"Ich ging, um die Welt zu verändern"

"Ich ging, um die Welt zu verändern"

Badische Zeitung vom Montag, 21. Juli 2008

Der Geistliche Shay Cullen gründete auf den Philippinen eine Hilfsorganisation, die arme Kinder aus Bordellen rettet

Der irische Mönch Shay Cullen stellte sein neues
Buch vor.(FOTO: REGINE OU ...mehr

Von unserer Mitarbeiterin Regine Ounas-Kräusel

ZELL. Pater Shay Cullen wird gebraucht, weil es Kinder wie Hilario gibt. Der Achtjährige lebt auf der Straße in der philippinischen Stadt Olongapo. Seinen Lebensunterhalt verdient er, indem er mit seiner Holzkarre Flaschen und Zeitungen sammelt und wieder verkauft. Weil dies einen Gastwirt störte, landete Hilario im Gefängnis. Cullen und sein Kinderhilfswerk Preda holen Kinder wie ihn aus dem Gefängnis. Darüber berichtete der Geistliche im Bürgerforum Zell und stellte bei dieser Gelegenheit sein neues Buch vor.

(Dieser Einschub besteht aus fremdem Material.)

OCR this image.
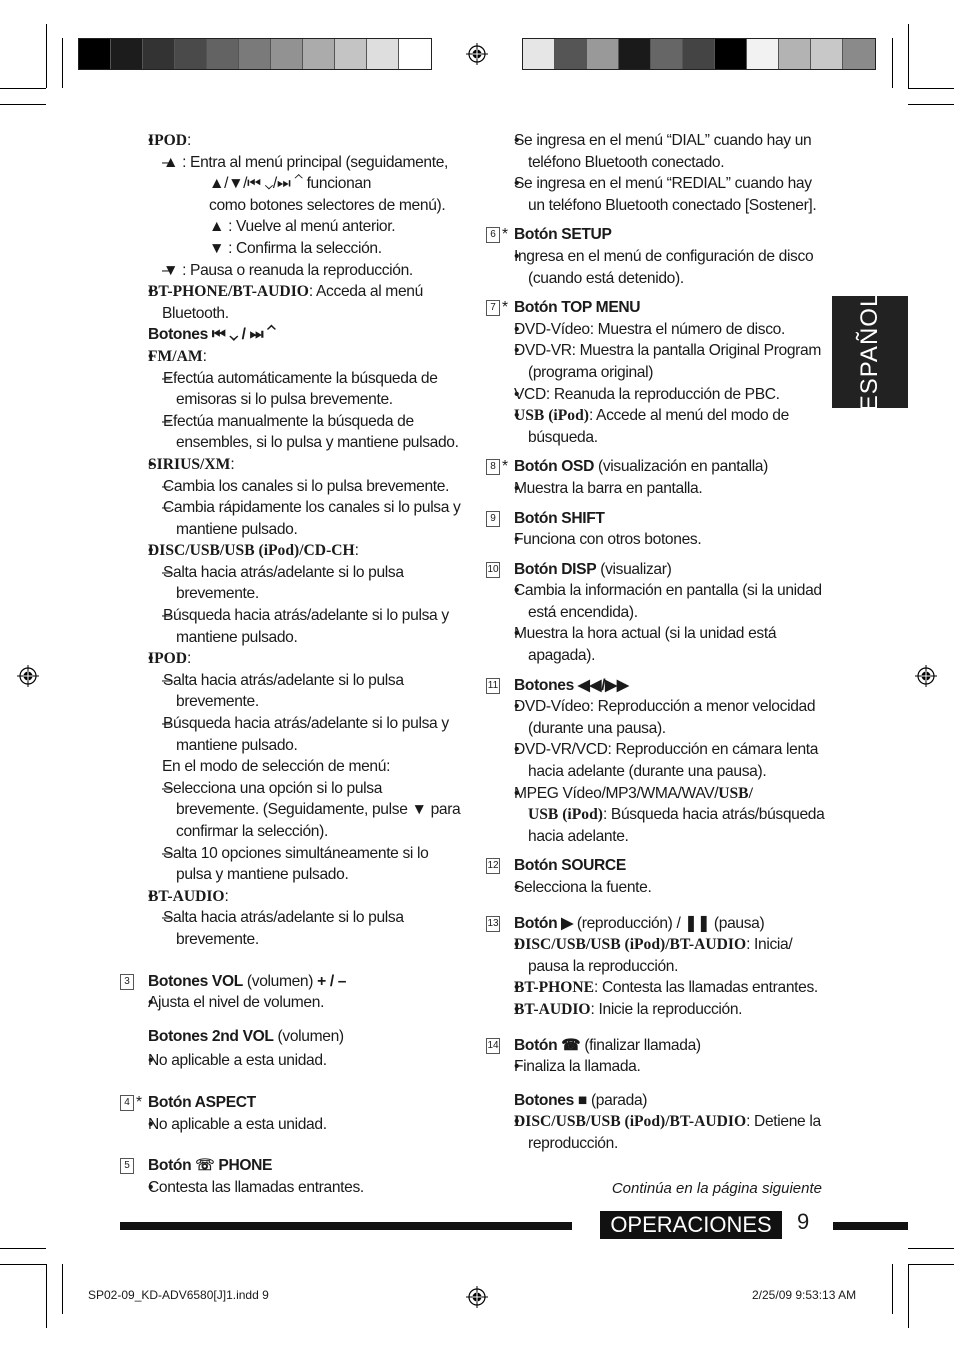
ESPAÑOL
• IPOD:
– ▲ : Entra al menú principal (seguidamente,
▲/▼/⏮ ⌄/⏭ ⌃ funcionan
como botones selectores de menú).
▲ : Vuelve al menú anterior.
▼ : Confirma la selección.
– ▼ : Pausa o reanuda la reproducción.
• BT-PHONE/BT-AUDIO: Acceda al menú
Bluetooth.
Botones ⏮ ⌄ / ⏭ ⌃
• FM/AM:
– Efectúa automáticamente la búsqueda de emisoras si lo pulsa brevemente.
– Efectúa manualmente la búsqueda de ensembles, si lo pulsa y mantiene pulsado.
• SIRIUS/XM:
– Cambia los canales si lo pulsa brevemente.
– Cambia rápidamente los canales si lo pulsa y mantiene pulsado.
• DISC/USB/USB (iPod)/CD-CH:
– Salta hacia atrás/adelante si lo pulsa brevemente.
– Búsqueda hacia atrás/adelante si lo pulsa y mantiene pulsado.
• IPOD:
– Salta hacia atrás/adelante si lo pulsa brevemente.
– Búsqueda hacia atrás/adelante si lo pulsa y mantiene pulsado.
En el modo de selección de menú:
– Selecciona una opción si lo pulsa brevemente. (Seguidamente, pulse ▼ para confirmar la selección).
– Salta 10 opciones simultáneamente si lo pulsa y mantiene pulsado.
• BT-AUDIO:
– Salta hacia atrás/adelante si lo pulsa brevemente.
3 Botones VOL (volumen) + / –
• Ajusta el nivel de volumen.
Botones 2nd VOL (volumen)
• No aplicable a esta unidad.
4 * Botón ASPECT
• No aplicable a esta unidad.
5 Botón ☏ PHONE
• Contesta las llamadas entrantes.
• Se ingresa en el menú “DIAL” cuando hay un teléfono Bluetooth conectado.
• Se ingresa en el menú “REDIAL” cuando hay un teléfono Bluetooth conectado [Sostener].
6 * Botón SETUP
• Ingresa en el menú de configuración de disco (cuando está detenido).
7 * Botón TOP MENU
• DVD-Vídeo: Muestra el número de disco.
• DVD-VR: Muestra la pantalla Original Program (programa original)
• VCD: Reanuda la reproducción de PBC.
• USB (iPod): Accede al menú del modo de búsqueda.
8 * Botón OSD (visualización en pantalla)
• Muestra la barra en pantalla.
9 Botón SHIFT
• Funciona con otros botones.
10 Botón DISP (visualizar)
• Cambia la información en pantalla (si la unidad está encendida).
• Muestra la hora actual (si la unidad está apagada).
11 Botones ◀◀/▶▶
• DVD-Vídeo: Reproducción a menor velocidad (durante una pausa).
• DVD-VR/VCD: Reproducción en cámara lenta hacia adelante (durante una pausa).
• MPEG Vídeo/MP3/WMA/WAV/USB/
USB (iPod): Búsqueda hacia atrás/búsqueda hacia adelante.
12 Botón SOURCE
• Selecciona la fuente.
13 Botón ▶ (reproducción) / ❚❚ (pausa)
• DISC/USB/USB (iPod)/BT-AUDIO: Inicia/ pausa la reproducción.
• BT-PHONE: Contesta las llamadas entrantes.
• BT-AUDIO: Inicie la reproducción.
14 Botón ☎ (finalizar llamada)
• Finaliza la llamada.
Botones ■ (parada)
• DISC/USB/USB (iPod)/BT-AUDIO: Detiene la reproducción.
Continúa en la página siguiente
OPERACIONES	9
SP02-09_KD-ADV6580[J]1.indd 9	2/25/09 9:53:13 AM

Preda rettet Kinder aus Bordellen der Sexindustrie, aus Gefängnissen, in die sie unverschuldet geraten sind und gibt ihnen ein Zuhause und eine Ausbildung. Gastgeber des Abends mit dem irischen Mönch Cullen war der Verein für Frieden und Entwicklung, der den Weltladen Cabanja betreibt. 40 bis 50 Frauen und Männer, zum Teil aus der Weltladenbewegung, hörten ihm mit großem Interesse zu.

"Ich ging von Irland auf die Philippinen, um als Missionar die Welt zu verändern" erzählt Shay Cullen, ein kräftiger Mann mit wachen, interessierten Augen und Mönch des Ordens "Columban" . In der Stadt Olongapo in der Nähe der Hauptstadt Manila, entdeckte er bald, wie Mädchen und auch Jungen in Bars und Bordellen sexuell ausgebeutet werden. Oder Straßenkinder wegen Kleinigkeiten ins Gefängnis kamen. Viele amerikanische Soldaten besuchten die Bars: In der Nähe der Stadt lag ein amerikanischer Marinestützpunkt mit 12 000 Soldaten. Im Jahr 1974 gründete Shay Cullen das Kinderhilfswerk Preda.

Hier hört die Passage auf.